If I had larger piece of granite, or more appropriate vibration damping material, I would have used it.
The aluminum PCB holder was placed atop a steel block that sat on a granite surface plate.
USB cables running to the device (one for the JTAG programmer, one for the data port) were taped to the granite surface plate approximately two inches from the device. The device was powered for at least 12 hours prior to data collection, allowing any thermal variations to stabilize. A FLIR TG130 thermal camera showed no thermal hot spots on the PCB. The temperature of the voltage-reference and inclinometer ICs could not be measured due to reflective package enclosures, but the sides of the IC appeared to be at the same temperature as the rest of the PCB.
The part of the circuit that I’m most concerned about is the voltage reference—so that’s the measurement I focused on first. This is the part of the circuit that I would redesign if I remade the PCB.
The sensor provides ratiometric output and the ADC has ratiometric measurement; since the same voltage reference signal is sent to both ICs, any noise in the reference itself should theoretically be self-negating. At first glance, the signal appears fine.
Tektronix MDO3104 view of the VREF net measured at test point on PCB near potentiometer.

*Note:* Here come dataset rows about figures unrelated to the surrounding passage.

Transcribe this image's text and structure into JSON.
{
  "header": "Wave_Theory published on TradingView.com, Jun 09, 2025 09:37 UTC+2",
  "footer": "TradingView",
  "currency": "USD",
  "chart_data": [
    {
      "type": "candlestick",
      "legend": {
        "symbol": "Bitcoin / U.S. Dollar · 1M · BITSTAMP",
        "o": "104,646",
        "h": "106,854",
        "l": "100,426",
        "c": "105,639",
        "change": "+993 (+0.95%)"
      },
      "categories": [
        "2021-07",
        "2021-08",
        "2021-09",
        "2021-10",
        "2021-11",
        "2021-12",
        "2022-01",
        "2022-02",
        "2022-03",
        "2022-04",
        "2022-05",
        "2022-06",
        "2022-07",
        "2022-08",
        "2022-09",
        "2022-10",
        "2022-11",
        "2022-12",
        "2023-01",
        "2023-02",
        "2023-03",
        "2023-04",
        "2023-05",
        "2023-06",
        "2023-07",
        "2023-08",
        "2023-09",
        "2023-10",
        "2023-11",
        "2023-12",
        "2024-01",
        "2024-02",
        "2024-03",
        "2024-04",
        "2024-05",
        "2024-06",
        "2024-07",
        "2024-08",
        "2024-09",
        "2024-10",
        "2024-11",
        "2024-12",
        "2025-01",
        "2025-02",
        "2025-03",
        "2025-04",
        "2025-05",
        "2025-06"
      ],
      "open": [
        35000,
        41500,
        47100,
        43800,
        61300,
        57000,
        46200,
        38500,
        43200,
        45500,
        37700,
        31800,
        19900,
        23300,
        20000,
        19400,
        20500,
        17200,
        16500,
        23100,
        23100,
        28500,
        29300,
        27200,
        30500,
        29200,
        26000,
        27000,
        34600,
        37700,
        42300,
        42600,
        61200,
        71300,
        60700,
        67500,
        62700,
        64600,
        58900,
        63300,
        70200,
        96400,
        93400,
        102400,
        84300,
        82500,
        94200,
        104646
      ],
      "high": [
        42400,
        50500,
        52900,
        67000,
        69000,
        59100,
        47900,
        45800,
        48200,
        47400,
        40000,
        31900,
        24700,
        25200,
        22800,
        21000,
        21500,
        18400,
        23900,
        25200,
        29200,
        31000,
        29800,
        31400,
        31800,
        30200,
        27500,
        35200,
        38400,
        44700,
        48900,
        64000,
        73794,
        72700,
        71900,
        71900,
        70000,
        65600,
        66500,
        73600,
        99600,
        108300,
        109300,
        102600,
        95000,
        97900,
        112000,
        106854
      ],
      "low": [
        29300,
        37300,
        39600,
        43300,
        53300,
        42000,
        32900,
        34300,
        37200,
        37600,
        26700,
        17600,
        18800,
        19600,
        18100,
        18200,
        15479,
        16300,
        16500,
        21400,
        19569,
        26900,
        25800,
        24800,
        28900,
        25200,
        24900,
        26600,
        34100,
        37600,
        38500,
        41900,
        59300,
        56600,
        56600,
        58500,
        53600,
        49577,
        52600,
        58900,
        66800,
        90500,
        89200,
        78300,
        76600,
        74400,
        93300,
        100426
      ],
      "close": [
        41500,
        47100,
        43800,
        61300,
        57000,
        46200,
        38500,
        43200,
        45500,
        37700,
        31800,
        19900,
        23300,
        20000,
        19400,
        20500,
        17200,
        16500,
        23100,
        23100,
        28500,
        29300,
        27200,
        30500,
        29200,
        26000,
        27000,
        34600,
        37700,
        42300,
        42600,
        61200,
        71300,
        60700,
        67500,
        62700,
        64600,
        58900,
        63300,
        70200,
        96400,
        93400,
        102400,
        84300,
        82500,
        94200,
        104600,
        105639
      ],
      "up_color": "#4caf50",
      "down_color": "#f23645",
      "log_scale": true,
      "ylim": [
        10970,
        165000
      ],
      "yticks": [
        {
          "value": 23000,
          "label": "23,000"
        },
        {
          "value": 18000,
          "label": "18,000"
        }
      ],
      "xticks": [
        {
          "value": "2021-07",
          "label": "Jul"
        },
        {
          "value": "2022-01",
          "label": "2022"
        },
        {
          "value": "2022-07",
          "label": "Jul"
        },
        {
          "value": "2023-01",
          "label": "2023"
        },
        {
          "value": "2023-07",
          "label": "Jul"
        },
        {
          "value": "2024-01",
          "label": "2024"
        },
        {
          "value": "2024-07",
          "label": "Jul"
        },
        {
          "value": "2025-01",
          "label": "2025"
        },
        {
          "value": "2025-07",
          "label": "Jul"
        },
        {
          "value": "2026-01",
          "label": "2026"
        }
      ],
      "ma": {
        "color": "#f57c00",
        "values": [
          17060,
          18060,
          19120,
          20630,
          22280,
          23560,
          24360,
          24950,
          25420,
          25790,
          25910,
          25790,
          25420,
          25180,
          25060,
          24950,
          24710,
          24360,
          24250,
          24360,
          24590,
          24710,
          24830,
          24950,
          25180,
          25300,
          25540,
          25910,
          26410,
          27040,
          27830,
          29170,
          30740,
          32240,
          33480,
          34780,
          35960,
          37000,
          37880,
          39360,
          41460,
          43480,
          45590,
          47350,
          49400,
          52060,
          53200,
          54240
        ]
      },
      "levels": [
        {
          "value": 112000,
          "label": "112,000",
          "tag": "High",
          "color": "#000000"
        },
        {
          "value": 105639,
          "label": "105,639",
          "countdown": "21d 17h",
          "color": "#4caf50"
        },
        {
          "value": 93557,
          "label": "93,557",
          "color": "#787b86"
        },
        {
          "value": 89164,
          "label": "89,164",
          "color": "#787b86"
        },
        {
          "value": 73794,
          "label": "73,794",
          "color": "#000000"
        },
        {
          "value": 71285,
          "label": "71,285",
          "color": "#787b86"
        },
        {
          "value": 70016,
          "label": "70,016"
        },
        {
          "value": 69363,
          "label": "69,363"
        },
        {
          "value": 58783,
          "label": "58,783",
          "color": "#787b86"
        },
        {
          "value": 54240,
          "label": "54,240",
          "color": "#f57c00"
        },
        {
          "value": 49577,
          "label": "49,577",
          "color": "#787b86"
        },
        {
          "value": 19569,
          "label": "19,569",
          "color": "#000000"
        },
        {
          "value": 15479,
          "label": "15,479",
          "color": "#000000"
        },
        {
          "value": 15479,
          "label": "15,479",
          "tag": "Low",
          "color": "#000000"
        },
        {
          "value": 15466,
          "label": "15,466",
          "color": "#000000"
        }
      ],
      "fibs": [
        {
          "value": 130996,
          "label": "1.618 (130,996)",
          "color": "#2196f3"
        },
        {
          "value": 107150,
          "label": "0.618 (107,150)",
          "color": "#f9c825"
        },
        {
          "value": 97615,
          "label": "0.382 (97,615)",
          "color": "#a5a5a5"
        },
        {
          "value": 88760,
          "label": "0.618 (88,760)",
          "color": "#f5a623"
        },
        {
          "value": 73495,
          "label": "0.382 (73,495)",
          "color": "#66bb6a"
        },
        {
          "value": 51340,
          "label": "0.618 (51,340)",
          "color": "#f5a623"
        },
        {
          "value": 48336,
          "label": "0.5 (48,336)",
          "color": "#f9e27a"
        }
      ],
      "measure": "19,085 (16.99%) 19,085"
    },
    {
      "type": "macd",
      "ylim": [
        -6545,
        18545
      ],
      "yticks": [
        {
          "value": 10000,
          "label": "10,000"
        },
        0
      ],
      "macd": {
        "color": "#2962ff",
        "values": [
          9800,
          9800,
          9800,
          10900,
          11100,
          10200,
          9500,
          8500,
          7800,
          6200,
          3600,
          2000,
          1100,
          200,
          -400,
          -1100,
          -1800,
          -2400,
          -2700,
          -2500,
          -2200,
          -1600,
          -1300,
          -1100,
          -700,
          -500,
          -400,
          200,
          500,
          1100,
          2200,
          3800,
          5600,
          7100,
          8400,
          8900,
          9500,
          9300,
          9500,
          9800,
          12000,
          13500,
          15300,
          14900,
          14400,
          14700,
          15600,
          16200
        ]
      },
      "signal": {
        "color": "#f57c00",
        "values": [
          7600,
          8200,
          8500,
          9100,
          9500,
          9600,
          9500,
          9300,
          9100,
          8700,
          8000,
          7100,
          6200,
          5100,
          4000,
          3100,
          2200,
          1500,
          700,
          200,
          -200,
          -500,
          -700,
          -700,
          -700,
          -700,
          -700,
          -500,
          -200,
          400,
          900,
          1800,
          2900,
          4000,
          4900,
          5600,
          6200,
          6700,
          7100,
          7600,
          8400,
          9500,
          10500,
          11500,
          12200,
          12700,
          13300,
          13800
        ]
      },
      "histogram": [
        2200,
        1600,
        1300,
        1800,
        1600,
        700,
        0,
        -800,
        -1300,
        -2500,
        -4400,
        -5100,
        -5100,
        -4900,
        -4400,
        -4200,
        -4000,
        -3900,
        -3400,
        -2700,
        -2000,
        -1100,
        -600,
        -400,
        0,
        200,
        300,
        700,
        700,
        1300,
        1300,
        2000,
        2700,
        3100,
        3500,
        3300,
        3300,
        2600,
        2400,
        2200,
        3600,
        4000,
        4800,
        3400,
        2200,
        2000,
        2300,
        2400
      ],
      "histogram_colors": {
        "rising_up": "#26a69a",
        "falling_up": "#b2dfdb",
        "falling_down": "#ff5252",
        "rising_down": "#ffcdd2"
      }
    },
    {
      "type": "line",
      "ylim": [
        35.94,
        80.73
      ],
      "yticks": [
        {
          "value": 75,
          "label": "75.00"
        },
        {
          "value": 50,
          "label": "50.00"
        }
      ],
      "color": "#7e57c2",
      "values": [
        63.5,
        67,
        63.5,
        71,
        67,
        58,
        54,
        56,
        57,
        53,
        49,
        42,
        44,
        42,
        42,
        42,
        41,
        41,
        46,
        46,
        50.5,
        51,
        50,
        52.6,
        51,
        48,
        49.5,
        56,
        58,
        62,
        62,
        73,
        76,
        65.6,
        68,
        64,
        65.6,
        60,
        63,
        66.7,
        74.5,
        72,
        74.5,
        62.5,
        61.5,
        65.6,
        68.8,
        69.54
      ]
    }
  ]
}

The next image shows 0.1 V / division @ 200 ns / division. Most of the variation seems to be bound within 40 mV. And with the way the test point is attached to the board, it is impossible to know if that is indeed fluctuating voltage, or RF energy absorbed by the probe.
So far, so good, right? Perhaps. But until we enable “normal” triggering mode and set the scope to single-shot capture, we won’t know if there are any anomalies.
So I set the scope to single-shot mode and let it run for several seconds. And eventually, I picked up a hiccup.
That hiccup repeats periodically (~10 second interval) while the device is running.
Unfortunately, I don’t have enough test-points on my PCB to find any event that accompanies the noise. Noise like this doesn’t magically appear—there is always a source. Additional test points might allow me to see a correlation between the noise and the SPI or UART lines, or the wall wart power supply, or perhaps the fluorescent lights near my desk. I investigated a noise source once that turned out to coincide with the building’s AC compressor motor.
If this board was ever meant for production, I would certainly need to find out what's going on. If the noise occurs every time an SPI transaction or UART transmission occurs (it doesn’t), then the noise doesn’t really matter since the sensor measurement does not occur during those times. If the noise occurs during the SAR data acquisition phase, it’s going to be a big problem. The next article in the series will present data captured by the device in greater detail. The resolution of the data was such that this noise was clearly not affecting the sensor in any meaningful way.
The test points that I did include on the board showed that the noise on the PCB was quite low. While I did detect a spurious event on VREF, I could not locate where it originated. If I were to redesign the board, I would provide more taps, and coaxial taps to watch sensitive aspects of the board (such as the inclinometer outputs and the VREF inputs).